Serie D, domani la trasferta di Campobasso, poi San Nicolò e Matelica: «Serve maggiore cattiveria»

CHIETI. Domani il Campobasso, poi San Nicolò e Matelica: tre partite per misurare le ambizioni del Chieti. Dopo aver affrontato (esclusa la Civitanovese) tutte squadre di medio bassa classifica, i neroverdi nei prossimi 270 minuti incontreranno le prime della classe. «Tre partite che definiranno il vero valore del Chieti», dice il capitano dei teatini Federico Del Grosso, «e, al di là dei risultati, voglio vedere che risposte daremo sotto il profilo della prestazione e del carattere. Finora abbiamo dato segnali positivi perché, anche con la Jesina, abbiamo dimostrato di essere una squadra che non molla mai. Adesso, però, dobbiamo misurarci con un trittico di gare impegnative e importanti che diranno realmente di che pasta siamo fatti». Si comincerà domani da Campobasso (ore 14, diretta su Raisport), quarta forza del campionato ma con una partita da recuperare. La buona notizia per Donato Ronci è il rientro dalla squalifica di Vitale e Vano. «Il Chieti al completo è una squadra che può lottare per il primo posto», spiega Del Grosso, «e dobbiamo dare merito alla società di aver allestito una rosa ampia».
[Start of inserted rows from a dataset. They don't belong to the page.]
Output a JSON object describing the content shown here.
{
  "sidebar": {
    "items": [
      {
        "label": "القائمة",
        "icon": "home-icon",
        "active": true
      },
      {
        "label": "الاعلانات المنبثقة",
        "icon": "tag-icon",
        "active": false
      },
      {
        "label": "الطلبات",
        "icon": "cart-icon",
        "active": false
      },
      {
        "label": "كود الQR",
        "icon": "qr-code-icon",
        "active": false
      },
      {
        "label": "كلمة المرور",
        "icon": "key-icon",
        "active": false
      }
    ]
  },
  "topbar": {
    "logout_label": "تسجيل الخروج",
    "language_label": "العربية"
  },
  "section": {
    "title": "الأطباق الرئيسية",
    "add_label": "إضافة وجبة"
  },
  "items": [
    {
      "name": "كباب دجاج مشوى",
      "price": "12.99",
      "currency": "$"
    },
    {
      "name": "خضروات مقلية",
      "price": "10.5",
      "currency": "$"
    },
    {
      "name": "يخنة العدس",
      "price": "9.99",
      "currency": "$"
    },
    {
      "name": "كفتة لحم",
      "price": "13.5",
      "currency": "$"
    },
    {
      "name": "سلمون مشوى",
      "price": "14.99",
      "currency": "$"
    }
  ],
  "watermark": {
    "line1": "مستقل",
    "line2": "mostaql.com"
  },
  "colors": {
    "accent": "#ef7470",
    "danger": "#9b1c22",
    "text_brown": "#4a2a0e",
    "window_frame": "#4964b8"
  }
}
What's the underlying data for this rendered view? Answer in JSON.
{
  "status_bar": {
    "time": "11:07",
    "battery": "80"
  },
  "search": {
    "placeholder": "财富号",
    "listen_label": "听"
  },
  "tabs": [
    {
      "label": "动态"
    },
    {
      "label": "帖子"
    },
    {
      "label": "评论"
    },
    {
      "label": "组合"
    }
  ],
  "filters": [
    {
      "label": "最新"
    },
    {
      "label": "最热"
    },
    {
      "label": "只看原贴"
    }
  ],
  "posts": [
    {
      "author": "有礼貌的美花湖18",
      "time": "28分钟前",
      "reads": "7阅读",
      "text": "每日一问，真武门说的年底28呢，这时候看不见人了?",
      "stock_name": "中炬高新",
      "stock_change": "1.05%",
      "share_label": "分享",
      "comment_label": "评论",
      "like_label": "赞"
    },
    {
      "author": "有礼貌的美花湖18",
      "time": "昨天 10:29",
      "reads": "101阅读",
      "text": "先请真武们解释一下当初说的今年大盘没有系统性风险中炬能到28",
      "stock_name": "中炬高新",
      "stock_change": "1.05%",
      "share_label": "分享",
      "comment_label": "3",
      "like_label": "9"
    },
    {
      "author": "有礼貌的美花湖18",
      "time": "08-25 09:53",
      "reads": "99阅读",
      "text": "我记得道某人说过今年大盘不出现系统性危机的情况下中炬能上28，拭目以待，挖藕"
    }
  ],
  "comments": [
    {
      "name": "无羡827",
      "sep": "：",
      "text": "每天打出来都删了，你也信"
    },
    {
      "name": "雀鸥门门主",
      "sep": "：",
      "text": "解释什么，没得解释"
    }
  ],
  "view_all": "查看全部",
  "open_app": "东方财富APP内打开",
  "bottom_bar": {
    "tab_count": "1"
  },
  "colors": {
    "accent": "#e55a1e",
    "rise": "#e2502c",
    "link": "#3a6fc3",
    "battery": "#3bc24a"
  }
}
Assenze che, soprattutto nel pari interno con la Jesina, si sono fatte sentire. «Mancavano tanti giocatori importanti, ma chi li ha sostituiti non ha fatto male: penso che Perfetti, nonostante sentisse molto la gara perché teatino, ha disputato una buona partita anche se è chiaro che non ha gli stessi ritmi di gioco di Vitale. Abbiamo guadagnato un punto, ma dovevamo essere più cattivi. L’aspetto positivo è stato quello di credere nel pareggio fino alla fine».

Vittorio Esposito è stato ancora una volta determinante. E i numeri dimostrano che il Chieti non può farne a meno: il folletto molisano, in sei partite, ha realizzato tre gol decisivi che hanno permesso alla squadra di conquistare sette dei suoi dodici punti. Esposito ha stregato anche Cristiano Del Grosso, fratello di Federico e difensore dell’Atalanta, che domenica ha approfittato della sosta della serie A per vedere la partita del gemello. «Mio fratello è rimasto impressionato da Vittorio», rivela Federico, «e gli ha detto di continuare così perché, a 26 anni, ha ancora la possibilità di arrivare in alto. Ho giocato tanti anni in serie C e Vittorio è il giocatore più forte che abbia mai visto per tecnica e rapidità. Gioca ancora in D perché ha avuto dei limiti caratteriali, ma ora è migliorato tantissimo».

Del Grosso, giuliese doc, parla anche del Giulianova e del ritorno in panchina del suo maestro Francesco Giorgini che lo ha allenato per cinque anni. «L’ho sentito mercoledì e ha la voglia di un ragazzino: Giorgini è un allenatore preparato ed è l’uomo giusto per il Giulianova. Farà sicuramente bene».

Termoli cambia. A Termoli è stato esonerato il tecnico Lillo Catalano.